Lymphangioma circumscriptum

The clinical manifestations of congenital and acquired lymphangiomas are not different. They appear as small (from a few millimeters to 1-2 centimeters) raised cystic formations with the color of normal skin or reddish-brown (due to the presence of blood), grouped or arranged linearly, often against a slightly firm edematous background. The localization can be anywhere, but more commonly affects proximal parts of the limbs, neck, less commonly the genitalia, oral mucosa and periorbital area. Cases with zosteriform arrangement of elements, unilateral involvement of the abdomen, buttocks and thighs have been described. Classical lymphangiomas are usually not associated with subjective sensations.

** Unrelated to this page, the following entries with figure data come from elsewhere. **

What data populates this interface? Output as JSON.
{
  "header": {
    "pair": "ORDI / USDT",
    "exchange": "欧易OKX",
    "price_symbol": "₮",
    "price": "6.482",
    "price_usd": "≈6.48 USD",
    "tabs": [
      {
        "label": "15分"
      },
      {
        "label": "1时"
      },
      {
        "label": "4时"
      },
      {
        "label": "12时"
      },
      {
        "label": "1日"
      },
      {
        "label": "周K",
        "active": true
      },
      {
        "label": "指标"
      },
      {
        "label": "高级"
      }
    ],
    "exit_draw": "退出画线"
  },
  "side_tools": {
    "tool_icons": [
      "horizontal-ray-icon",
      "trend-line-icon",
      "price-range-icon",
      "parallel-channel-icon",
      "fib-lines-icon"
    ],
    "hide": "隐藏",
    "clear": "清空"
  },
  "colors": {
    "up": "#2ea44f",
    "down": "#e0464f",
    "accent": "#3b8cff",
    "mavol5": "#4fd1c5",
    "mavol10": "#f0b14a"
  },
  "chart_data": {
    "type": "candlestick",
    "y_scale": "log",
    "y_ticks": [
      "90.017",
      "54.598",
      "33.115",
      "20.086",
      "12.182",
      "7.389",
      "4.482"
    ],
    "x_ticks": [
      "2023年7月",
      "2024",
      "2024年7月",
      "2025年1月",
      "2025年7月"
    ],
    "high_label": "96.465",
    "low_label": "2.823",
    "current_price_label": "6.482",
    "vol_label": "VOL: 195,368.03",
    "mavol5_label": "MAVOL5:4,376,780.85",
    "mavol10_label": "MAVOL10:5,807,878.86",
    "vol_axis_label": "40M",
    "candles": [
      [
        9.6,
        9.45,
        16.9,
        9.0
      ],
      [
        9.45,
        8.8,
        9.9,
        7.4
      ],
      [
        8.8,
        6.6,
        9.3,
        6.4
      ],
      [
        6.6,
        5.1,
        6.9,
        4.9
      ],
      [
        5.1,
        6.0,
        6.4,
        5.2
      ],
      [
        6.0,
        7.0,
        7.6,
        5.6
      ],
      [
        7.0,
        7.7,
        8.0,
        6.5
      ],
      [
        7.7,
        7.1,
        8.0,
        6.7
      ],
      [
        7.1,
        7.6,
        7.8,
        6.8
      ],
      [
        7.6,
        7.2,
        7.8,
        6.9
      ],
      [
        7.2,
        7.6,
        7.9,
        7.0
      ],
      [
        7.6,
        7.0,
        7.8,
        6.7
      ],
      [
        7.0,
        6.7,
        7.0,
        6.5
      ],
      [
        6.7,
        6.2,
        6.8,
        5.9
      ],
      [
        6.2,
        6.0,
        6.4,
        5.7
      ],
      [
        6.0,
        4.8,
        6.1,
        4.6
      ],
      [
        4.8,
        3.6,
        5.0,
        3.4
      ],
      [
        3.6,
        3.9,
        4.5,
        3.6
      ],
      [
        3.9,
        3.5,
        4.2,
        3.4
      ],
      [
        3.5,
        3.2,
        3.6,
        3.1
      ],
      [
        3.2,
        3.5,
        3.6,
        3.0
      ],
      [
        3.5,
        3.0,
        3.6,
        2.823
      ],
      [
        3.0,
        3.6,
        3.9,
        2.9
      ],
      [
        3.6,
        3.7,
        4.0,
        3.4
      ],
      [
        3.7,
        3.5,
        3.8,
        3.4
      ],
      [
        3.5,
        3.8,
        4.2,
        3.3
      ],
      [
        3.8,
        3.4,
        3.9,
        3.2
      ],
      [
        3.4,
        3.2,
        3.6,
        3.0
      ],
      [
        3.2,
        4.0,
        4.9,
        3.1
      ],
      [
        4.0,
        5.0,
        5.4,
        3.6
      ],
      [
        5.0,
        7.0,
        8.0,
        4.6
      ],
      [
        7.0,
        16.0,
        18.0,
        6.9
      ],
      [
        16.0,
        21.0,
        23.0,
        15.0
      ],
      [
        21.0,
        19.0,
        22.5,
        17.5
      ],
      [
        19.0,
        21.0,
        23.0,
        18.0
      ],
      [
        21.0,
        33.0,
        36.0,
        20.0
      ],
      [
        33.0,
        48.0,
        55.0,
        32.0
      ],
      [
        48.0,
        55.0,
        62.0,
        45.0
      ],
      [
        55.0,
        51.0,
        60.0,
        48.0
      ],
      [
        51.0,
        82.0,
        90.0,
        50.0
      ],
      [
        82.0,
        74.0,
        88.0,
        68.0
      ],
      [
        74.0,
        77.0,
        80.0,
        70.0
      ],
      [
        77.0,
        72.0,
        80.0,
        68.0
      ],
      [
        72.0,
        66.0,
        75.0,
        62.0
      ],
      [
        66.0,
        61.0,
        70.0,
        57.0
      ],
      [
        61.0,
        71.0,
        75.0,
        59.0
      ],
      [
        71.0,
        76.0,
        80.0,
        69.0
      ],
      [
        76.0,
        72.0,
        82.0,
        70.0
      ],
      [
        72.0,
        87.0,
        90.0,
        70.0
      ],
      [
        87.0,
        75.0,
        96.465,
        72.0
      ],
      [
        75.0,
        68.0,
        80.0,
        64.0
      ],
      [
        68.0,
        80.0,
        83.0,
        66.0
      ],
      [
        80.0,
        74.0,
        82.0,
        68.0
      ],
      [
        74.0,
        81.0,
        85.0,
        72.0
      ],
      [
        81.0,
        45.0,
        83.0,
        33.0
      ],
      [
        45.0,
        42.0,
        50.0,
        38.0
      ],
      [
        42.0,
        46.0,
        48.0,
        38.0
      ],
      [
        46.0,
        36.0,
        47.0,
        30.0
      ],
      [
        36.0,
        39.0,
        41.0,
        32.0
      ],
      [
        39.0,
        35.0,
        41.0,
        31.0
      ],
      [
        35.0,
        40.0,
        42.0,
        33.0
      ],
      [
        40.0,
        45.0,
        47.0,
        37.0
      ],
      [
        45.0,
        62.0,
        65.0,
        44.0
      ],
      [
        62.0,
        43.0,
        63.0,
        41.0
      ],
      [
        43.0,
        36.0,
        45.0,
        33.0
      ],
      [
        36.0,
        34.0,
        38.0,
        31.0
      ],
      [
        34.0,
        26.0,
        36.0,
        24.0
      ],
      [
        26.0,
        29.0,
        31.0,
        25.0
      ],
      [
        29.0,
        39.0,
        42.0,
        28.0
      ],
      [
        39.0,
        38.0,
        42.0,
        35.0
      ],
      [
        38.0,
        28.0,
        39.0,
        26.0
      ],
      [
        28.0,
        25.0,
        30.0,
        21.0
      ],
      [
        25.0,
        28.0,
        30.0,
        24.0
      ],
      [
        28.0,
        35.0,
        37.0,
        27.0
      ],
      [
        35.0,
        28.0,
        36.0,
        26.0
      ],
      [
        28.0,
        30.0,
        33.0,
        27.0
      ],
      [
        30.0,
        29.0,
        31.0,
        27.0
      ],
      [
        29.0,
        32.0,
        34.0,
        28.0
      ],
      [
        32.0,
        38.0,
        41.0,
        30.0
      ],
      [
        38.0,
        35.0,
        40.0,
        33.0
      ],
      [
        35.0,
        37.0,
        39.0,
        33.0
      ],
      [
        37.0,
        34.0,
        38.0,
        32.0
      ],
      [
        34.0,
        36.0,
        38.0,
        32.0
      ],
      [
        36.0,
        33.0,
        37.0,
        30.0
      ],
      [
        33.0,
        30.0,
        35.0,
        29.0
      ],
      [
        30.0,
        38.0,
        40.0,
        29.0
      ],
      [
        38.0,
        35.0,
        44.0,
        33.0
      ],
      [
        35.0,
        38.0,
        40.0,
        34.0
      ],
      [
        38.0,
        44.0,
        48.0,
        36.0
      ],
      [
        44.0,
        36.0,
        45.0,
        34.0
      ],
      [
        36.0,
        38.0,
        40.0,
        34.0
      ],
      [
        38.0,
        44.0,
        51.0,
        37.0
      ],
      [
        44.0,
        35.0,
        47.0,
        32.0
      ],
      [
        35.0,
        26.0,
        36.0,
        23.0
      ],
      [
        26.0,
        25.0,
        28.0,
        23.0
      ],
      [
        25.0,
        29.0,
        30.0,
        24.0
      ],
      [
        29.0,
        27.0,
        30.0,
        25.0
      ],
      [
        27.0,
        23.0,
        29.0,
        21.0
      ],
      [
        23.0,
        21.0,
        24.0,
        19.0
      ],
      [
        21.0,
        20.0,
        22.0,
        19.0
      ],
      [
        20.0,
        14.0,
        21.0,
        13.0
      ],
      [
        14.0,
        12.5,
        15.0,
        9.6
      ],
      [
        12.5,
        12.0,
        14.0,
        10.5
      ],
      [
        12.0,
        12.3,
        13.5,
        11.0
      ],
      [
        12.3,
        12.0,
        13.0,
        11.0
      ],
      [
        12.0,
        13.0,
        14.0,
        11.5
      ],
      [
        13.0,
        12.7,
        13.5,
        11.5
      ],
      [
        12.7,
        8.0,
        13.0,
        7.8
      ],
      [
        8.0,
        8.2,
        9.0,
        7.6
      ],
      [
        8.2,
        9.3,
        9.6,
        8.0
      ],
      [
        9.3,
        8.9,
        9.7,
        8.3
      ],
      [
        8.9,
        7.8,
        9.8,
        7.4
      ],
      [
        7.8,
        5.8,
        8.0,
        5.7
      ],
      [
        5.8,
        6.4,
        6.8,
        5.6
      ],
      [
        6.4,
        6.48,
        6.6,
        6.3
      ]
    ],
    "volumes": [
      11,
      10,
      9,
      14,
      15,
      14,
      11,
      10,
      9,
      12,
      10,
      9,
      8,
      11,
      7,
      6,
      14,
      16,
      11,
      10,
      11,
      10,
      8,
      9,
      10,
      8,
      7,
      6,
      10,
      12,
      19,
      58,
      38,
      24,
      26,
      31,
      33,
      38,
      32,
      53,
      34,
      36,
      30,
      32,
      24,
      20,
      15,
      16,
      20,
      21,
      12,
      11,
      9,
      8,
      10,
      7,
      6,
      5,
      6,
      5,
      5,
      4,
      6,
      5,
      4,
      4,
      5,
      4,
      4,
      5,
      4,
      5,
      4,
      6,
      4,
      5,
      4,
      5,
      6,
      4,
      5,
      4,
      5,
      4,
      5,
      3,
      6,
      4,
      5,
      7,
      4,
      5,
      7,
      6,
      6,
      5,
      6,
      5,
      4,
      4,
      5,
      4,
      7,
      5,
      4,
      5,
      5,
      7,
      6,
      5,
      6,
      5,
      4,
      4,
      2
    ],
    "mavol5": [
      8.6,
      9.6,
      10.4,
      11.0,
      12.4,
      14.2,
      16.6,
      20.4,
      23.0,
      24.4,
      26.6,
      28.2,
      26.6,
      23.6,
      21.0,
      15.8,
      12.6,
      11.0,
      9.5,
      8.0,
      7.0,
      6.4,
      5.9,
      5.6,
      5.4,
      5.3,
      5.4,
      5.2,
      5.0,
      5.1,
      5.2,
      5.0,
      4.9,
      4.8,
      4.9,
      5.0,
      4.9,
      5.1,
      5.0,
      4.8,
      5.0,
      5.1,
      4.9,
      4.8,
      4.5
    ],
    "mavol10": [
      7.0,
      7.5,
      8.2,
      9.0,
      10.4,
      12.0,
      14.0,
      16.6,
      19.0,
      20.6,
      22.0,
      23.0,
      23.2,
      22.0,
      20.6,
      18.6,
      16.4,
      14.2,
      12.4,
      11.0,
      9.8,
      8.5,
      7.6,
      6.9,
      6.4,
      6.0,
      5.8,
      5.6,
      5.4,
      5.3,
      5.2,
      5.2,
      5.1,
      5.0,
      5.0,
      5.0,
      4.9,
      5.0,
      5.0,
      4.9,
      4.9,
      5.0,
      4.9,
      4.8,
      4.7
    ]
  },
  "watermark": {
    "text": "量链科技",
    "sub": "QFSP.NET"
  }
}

Congenital malformations tend to progress slowly, especially during the first 2-5 years of life, with stabilization of growth occurring in the post-pubertal period. This tendency is also observed in adults with secondary lymphangiomas. Spontaneous regression is extremely rare.

Vulvar lymphangioma circumscriptum

Vulvar lymphangioma circumscriptum have distinct characteristics. They often appear as a solid lesion on both labia majora or on one side, or as separate grouped elements. Their surface is often verrucous with outflow of lymphatic fluid. Sometimes these elements are interspersed with papulovesicular ones. It's not uncommon to experience itching, pain, swelling, cellulitis and sexual dysfunction.

Oral Lymphangioma circumscriptum

In the oral cavity, capillary lymphangiomas most frequently appear on the dorsal surface of the tongue, less commonly on the buccal mucosa, soft palate, lips, gums, and under the tongue. They are translucent, filled with yellowish-red fluid, and often associated with unilateral facial swelling. Tongue lymphangiomas are the most common cause of macroglossia (enlarged tongue) in children. They can lead to difficulties in chewing, swallowing, and speech.

Cavernous Lymphangioma

Large solitary or multiple tumors on a swollen, firm base. Papillomatosis and hyperkeratosis may develop on the surface. They may occur anywhere on the body. Diffuse involvement of the lower extremities is also possible.

Cystic Lymphangioma

Present as nodules over 2 cm in diameter, sometimes reaching gigantic sizes up to 12-20 cm, elevated above the surface, single or multiple. The nodules are soft in consistency, fluctuant, not adherent to deep tissues, sometimes painful, with a color matching the surrounding skin, occasionally showing a bluish tint due to fluid shining through thin tissues. They are most commonly located in the head and neck area, less commonly in the axillary folds, mediastinum, groin, and lumbosacral regions. Occurrence on the extremities is very rare. When localized in the neck, they can displace and compress the carotid arteries and jugular veins, and when localized in the mediastinum, they can compress the esophagus and trachea. They can be complicated by infection, spontaneous hemorrhage, and rupture leading to fistula formation.

Diagnosis is based on clinical presentation and results of histological examination.

• Lymphangiosarcoma
• Kaposi Sarcoma
• Angiokeratoma
• Herpes Zoster
• Morphea
• Congenital elephantiasis
• Leiomyoma
• Angiofibroma
• Warts
• Pachydermia
• Lipoma
• Infantile Hemangioma

Capillary and Cavernous Lymphangiomas

• Surgical excision to the deep fascia if a deep component is present. Recurrence occurs in 25-50% of patients within 6-80 months.
• Cryotherapy is not very effective.
• Sclerotherapy provides short-term effects and various complications.
• Laser therapy (CO2, ND:YAG)
• Radiofrequency ablation
• Oral administration of sildenafil (selective phosphodiesterase-5 inhibitor)

Cystic Lymphangiomas

• For single-chamber cysts, periodic aspiration of their contents is recommended.
• Sclerosing therapy using bleomycin, sodium tetradecyl sulfate, OK-432 (picibanil) is effective in 87-95% of cases.
• With surgical treatment, recurrences occur in 10-27% of cases with complete excision and 88% with partial removal.